AI Development being redefined by Agentic Protocols, reshaping the landscape
In the rapidly evolving world of artificial intelligence (AI), a significant shift is underway towards agentic AI – a type of AI designed to interact with its surroundings, make decisions independently, and carry out tasks to achieve specific goals. This transition is highlighted by studies showing that 96% of organizations plan to increase their use of AI agents in the coming year.
To tackle the challenges of integrating these disconnected AI systems, the AI community is developing agentic protocols. These protocols, such as the Model Context Protocol (MCP), Agent2Agent (A2A) protocol, and Agent Communication Protocol (ACP), focus on enabling autonomous AI agents to securely and efficiently execute complex, multi-step tasks with minimal human intervention, while ensuring robust interoperability, governance, security, and automation across enterprises.
Interoperability and Standardization
One of the key advancements in these protocols is interoperability. AI protocols now provide a universal language and framework allowing diverse AI agents to interact seamlessly within and across organizations. This includes agent identity verification and authentication, capability advertisement and dynamic discovery, structured interaction protocols, and comprehensive trust and governance frameworks.
Efficiency and Automation
Agentic AI is revolutionizing enterprise automation by autonomously handling multi-step, domain-specific tasks such as procurement, supply chain rerouting, pricing negotiation, and compliance enforcement. Early adopters have seen up to 40% improvements in operational efficiency due to smoother workflows and reduced human coordination.
Security and Governance
While agentic AI introduces unique security challenges due to its autonomous action capabilities, modern frameworks integrate threat modeling, continuous evaluation, and operational security boundaries to mitigate risks. Holistic governance infrastructure monitors AI actions for compliance with organizational policies and laws, logs interactions for auditing, and manages ethical considerations.
Business Impact
The adoption of agentic protocols is accelerating, with surveys indicating that about 29% of organizations are currently using agentic AI and 44% are planning implementation soon. By 2028, one-third of enterprise software is projected to embed agentic AI, transforming decision-making and operational processes across industries.
Challenges and Future Directions
Despite these advancements, the adoption of agentic protocols faces challenges such as security and trust, the shortage of skilled professionals, and the integration with older legacy systems. However, the transition from isolated AI tools to interconnected agents will lead to enhanced automation, lower operational costs, and accelerated innovation.
Notable Protocols
Google's Agent2Agent (A2A) protocol allows AI agents to communicate directly with each other, enabling collaboration on complex tasks without exposing proprietary algorithms or sensitive inner workings. IBM's Agent Communication Protocol (ACP), developed as part of the BeeAI platform, uses familiar web technologies like REST APIs and JSON, making it easy for developers to use, even without deep AI expertise.
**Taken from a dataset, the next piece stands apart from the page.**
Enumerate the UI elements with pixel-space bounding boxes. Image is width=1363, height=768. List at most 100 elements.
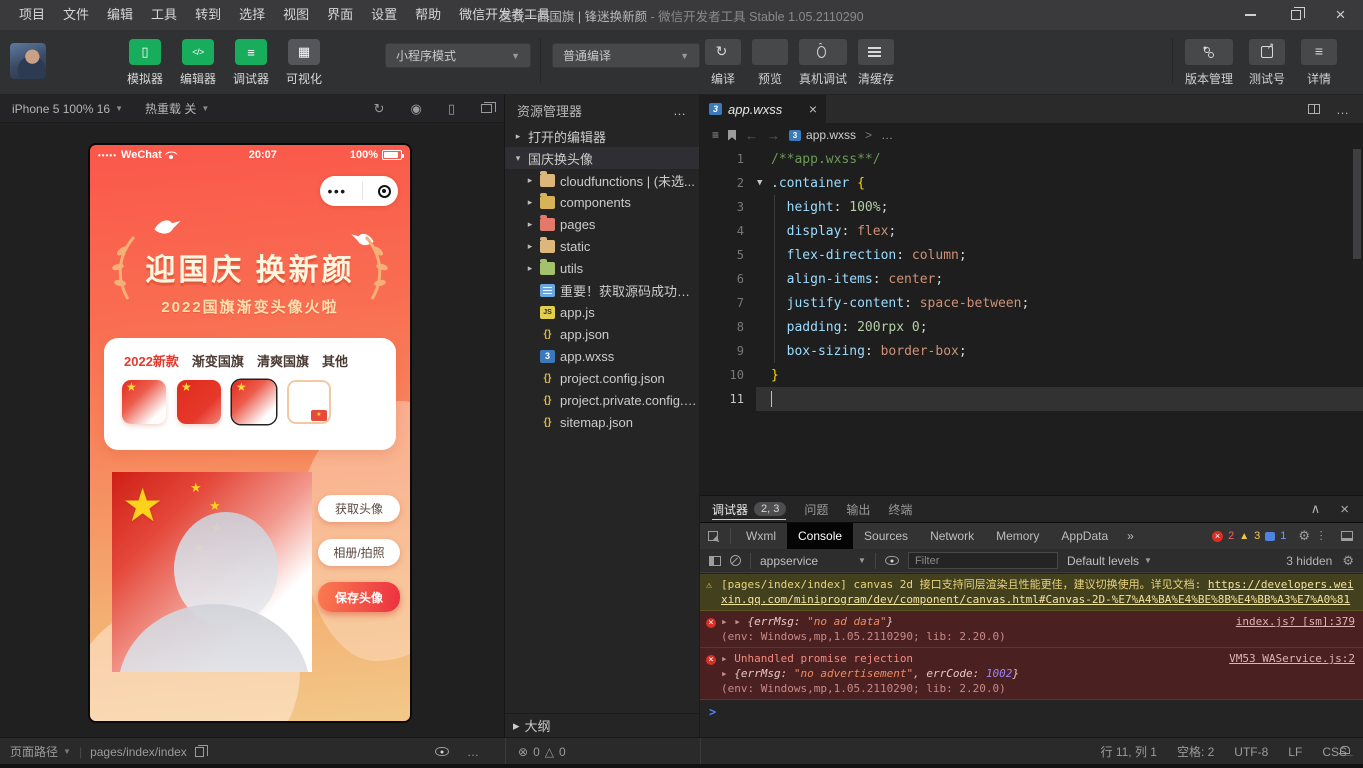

The Model Context Protocol (MCP), launched by Anthropic in late 2024, is a standard for connecting AI systems to external tools and data sources, improving automation and productivity. Innovations like AWS’s Amazon Bedrock AgentCore enable enterprises to deploy these agents at scale, securely, with integrated orchestration and monitoring services.
In summary, advancements in agentic AI protocols are transforming the way enterprises operate, enabling interoperable, autonomous AI agents that improve automation, security, governance, and operational efficiency through standardized identity, discovery, interaction, and trust frameworks, supported by leading cloud platforms like AWS.
- As technology advances and artificial-intelligence (AI) protocols become more sophisticated, AI agents are expected to communicate directly with each other using protocols like Google's Agent2Agent (A2A), ensuring interoperability and facilitating collaboration on complex tasks.
- The integration of artificial-intelligence (AI) into enterprise software is projected to explode in the coming years, with one-third of enterprise software expected to embed agentic AI by 2028, revolutionizing decision-making and operational processes across industries.